大部屋とは、普通のダンジョンならどこにでもある、文字通り広い部屋のフロアのことである。しかし、今三人がいる大部屋は、街が数個入ってしまそうなほど広い部屋だった。
「あれ?『冥界回廊』って、通路だけで構成されたダンジョンだった気がするんだけど……」
「そのはずよ。

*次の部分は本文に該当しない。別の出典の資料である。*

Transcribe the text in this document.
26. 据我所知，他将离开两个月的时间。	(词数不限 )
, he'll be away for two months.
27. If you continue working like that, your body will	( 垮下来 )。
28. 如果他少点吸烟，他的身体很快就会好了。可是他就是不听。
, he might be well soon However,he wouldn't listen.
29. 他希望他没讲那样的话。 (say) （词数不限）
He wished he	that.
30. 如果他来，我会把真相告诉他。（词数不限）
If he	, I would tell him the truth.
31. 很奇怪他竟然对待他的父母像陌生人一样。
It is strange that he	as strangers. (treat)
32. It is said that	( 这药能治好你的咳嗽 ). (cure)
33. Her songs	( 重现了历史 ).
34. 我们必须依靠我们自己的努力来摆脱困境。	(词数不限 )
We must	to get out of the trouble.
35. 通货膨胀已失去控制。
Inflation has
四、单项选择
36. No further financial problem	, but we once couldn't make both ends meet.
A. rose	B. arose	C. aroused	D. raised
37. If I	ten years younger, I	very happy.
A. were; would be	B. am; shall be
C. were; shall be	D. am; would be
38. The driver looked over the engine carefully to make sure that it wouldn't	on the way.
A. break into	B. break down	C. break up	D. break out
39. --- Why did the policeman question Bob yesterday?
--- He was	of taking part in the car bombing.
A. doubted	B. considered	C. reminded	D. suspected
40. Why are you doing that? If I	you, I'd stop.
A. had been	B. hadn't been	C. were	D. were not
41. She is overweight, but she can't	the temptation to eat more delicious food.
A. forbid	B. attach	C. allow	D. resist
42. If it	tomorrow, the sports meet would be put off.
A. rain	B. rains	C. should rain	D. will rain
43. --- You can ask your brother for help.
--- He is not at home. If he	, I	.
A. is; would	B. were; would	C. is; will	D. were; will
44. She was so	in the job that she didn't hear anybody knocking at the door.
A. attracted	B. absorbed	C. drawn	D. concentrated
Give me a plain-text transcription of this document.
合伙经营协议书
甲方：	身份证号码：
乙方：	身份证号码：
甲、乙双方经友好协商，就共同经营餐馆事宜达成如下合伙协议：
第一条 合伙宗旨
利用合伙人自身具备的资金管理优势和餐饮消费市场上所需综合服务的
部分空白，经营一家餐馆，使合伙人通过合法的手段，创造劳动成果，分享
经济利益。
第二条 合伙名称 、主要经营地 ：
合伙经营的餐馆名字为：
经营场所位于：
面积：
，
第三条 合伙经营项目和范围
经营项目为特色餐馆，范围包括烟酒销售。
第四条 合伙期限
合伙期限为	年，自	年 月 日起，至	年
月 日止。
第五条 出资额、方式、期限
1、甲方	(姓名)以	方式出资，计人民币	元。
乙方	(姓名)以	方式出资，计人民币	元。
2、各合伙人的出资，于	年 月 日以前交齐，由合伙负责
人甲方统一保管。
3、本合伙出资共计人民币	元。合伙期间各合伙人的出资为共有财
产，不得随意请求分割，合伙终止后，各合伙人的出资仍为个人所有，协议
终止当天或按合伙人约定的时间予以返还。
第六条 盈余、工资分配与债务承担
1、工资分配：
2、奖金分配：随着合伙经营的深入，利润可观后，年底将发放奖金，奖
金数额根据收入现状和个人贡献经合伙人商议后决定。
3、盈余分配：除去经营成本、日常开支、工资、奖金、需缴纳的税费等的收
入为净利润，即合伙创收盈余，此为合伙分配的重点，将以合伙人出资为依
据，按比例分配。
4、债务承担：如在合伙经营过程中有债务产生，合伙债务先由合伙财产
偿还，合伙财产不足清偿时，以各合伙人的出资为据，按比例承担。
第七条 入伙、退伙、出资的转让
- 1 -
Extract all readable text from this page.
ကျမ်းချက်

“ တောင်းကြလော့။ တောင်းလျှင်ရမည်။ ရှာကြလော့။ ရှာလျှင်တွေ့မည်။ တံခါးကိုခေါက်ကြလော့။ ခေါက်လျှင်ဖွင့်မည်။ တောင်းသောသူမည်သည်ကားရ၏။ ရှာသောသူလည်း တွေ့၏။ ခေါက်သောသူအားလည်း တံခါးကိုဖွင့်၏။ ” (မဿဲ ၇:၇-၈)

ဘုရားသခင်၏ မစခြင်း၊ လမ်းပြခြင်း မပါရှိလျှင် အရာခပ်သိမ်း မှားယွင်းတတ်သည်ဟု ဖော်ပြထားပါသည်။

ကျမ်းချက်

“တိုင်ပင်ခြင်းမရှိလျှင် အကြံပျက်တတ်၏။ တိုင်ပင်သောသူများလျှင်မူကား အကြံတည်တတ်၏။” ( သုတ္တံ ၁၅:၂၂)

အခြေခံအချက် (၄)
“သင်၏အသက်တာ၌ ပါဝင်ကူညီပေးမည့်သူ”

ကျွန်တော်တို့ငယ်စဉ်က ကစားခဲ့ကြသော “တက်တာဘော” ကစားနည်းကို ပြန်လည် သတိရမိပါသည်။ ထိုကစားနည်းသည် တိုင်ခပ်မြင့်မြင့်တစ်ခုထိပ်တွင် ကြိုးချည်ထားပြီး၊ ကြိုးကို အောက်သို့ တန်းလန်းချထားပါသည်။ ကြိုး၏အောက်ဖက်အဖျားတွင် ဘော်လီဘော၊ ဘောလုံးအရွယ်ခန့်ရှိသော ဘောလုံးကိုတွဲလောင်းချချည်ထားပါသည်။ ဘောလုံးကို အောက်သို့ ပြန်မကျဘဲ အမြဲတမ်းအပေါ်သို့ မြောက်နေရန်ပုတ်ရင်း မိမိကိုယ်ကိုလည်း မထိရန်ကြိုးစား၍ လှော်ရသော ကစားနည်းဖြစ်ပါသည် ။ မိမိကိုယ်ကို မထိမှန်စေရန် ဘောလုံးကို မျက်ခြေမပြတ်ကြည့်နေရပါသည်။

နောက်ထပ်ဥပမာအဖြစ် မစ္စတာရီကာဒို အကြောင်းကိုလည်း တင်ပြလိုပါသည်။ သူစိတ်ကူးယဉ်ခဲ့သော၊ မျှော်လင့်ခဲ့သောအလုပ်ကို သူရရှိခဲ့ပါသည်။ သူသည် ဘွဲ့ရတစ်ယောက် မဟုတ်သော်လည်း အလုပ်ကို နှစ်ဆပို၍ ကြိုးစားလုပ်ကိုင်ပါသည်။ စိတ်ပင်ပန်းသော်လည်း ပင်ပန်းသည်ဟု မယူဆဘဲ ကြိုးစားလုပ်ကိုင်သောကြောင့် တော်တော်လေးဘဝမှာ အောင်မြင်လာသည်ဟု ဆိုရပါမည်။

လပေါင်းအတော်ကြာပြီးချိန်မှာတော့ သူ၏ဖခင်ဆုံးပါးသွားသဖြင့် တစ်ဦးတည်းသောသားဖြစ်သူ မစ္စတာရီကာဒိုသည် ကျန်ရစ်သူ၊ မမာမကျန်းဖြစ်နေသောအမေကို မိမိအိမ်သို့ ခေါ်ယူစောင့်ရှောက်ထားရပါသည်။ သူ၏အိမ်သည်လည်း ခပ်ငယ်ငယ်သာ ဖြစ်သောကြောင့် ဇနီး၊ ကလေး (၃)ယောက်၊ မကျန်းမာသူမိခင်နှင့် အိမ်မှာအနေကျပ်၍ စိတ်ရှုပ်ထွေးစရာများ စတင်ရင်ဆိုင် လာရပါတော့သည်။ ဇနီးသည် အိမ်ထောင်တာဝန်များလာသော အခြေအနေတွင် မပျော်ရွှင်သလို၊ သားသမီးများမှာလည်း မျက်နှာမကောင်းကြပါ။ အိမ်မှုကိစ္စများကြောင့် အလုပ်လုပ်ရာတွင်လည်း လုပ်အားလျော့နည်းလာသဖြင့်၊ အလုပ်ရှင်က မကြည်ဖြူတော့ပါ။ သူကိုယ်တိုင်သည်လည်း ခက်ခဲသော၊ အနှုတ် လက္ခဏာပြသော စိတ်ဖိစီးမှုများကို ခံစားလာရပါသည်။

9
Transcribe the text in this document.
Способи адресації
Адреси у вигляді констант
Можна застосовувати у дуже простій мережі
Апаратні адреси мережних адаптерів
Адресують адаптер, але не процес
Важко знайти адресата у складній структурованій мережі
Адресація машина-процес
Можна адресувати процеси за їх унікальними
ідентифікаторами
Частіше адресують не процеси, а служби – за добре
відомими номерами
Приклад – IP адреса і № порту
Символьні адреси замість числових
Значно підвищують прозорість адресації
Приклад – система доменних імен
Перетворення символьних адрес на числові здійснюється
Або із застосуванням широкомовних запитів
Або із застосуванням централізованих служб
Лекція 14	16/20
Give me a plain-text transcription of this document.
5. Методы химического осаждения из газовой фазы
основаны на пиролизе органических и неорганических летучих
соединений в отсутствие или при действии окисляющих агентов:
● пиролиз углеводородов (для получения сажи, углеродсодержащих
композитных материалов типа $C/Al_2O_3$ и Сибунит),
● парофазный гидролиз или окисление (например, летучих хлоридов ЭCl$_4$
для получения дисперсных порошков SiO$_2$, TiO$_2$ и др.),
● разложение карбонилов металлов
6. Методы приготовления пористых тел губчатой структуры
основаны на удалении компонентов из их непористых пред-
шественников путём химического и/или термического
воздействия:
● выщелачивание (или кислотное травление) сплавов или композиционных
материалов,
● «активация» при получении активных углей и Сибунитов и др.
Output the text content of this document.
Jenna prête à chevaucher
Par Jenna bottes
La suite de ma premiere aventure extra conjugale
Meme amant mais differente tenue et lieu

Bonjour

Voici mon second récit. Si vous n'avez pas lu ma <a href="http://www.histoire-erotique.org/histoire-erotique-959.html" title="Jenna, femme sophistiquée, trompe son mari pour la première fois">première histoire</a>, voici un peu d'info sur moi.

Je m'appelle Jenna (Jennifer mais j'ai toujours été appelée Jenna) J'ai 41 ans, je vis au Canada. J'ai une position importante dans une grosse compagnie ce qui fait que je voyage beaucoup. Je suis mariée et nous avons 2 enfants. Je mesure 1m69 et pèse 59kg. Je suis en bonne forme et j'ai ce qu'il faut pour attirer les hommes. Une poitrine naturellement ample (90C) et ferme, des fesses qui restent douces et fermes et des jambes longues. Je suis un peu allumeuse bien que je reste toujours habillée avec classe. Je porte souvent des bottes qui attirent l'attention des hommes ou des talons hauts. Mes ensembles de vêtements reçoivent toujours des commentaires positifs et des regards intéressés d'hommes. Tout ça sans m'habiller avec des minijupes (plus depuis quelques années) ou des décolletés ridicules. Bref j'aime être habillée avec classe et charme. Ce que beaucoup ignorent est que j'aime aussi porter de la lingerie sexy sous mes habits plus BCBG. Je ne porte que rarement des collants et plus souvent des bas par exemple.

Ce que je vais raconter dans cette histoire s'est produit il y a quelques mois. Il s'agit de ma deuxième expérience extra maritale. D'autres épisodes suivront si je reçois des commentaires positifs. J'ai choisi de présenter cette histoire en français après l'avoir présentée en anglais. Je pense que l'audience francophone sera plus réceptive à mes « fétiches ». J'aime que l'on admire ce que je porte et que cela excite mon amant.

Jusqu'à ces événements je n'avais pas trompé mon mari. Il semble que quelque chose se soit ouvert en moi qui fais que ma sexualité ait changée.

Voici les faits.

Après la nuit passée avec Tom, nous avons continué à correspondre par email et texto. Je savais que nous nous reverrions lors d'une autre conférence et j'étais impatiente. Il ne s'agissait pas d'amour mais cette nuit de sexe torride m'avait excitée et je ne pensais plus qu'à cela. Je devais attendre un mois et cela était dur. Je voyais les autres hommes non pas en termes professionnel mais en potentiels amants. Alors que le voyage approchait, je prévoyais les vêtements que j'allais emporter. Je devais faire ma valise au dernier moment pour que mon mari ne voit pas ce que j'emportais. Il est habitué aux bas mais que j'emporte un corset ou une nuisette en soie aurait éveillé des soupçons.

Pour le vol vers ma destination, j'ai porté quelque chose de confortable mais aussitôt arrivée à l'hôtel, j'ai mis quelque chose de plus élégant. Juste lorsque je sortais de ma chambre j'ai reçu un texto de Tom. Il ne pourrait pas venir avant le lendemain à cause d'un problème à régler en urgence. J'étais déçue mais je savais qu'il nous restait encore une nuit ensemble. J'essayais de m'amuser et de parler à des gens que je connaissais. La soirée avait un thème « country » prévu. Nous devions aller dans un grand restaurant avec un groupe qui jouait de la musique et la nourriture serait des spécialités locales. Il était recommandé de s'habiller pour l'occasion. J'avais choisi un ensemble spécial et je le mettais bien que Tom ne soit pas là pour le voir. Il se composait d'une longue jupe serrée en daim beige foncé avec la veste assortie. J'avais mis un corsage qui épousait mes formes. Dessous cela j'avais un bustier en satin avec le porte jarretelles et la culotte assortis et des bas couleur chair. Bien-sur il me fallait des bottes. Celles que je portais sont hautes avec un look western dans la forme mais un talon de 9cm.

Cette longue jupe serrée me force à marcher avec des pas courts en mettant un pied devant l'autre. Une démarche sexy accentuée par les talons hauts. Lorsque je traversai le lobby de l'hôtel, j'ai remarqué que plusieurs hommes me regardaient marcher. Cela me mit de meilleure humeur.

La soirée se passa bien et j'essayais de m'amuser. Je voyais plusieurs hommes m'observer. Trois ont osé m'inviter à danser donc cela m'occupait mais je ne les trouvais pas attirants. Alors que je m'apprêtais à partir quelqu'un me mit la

しかも、この部屋、入り口だけで、出口らしきところがないわ」
「と、いうことは……」
「「「ボス部屋」」」
三人の声がそろう。ダンジョンの最奥らしきところ、そこに足を踏み入れた冒険者たち。と、ここまでシチュエーションがそろってしまったら、もう、ここからの展開は誰にでも予想できる。
ずん!と音が響き、三人が入ってきた入り口が壁でふさがれる。これもまた、ダンジョンのボス部屋で起こる、お約束のような現象だ。リンネとノルンはいままで攻略してきたダンジョンで同じような光景を何度も見ているし、ネクロは前世でプレイしたダンジョンRPGなどで幾度も目にしたものだった。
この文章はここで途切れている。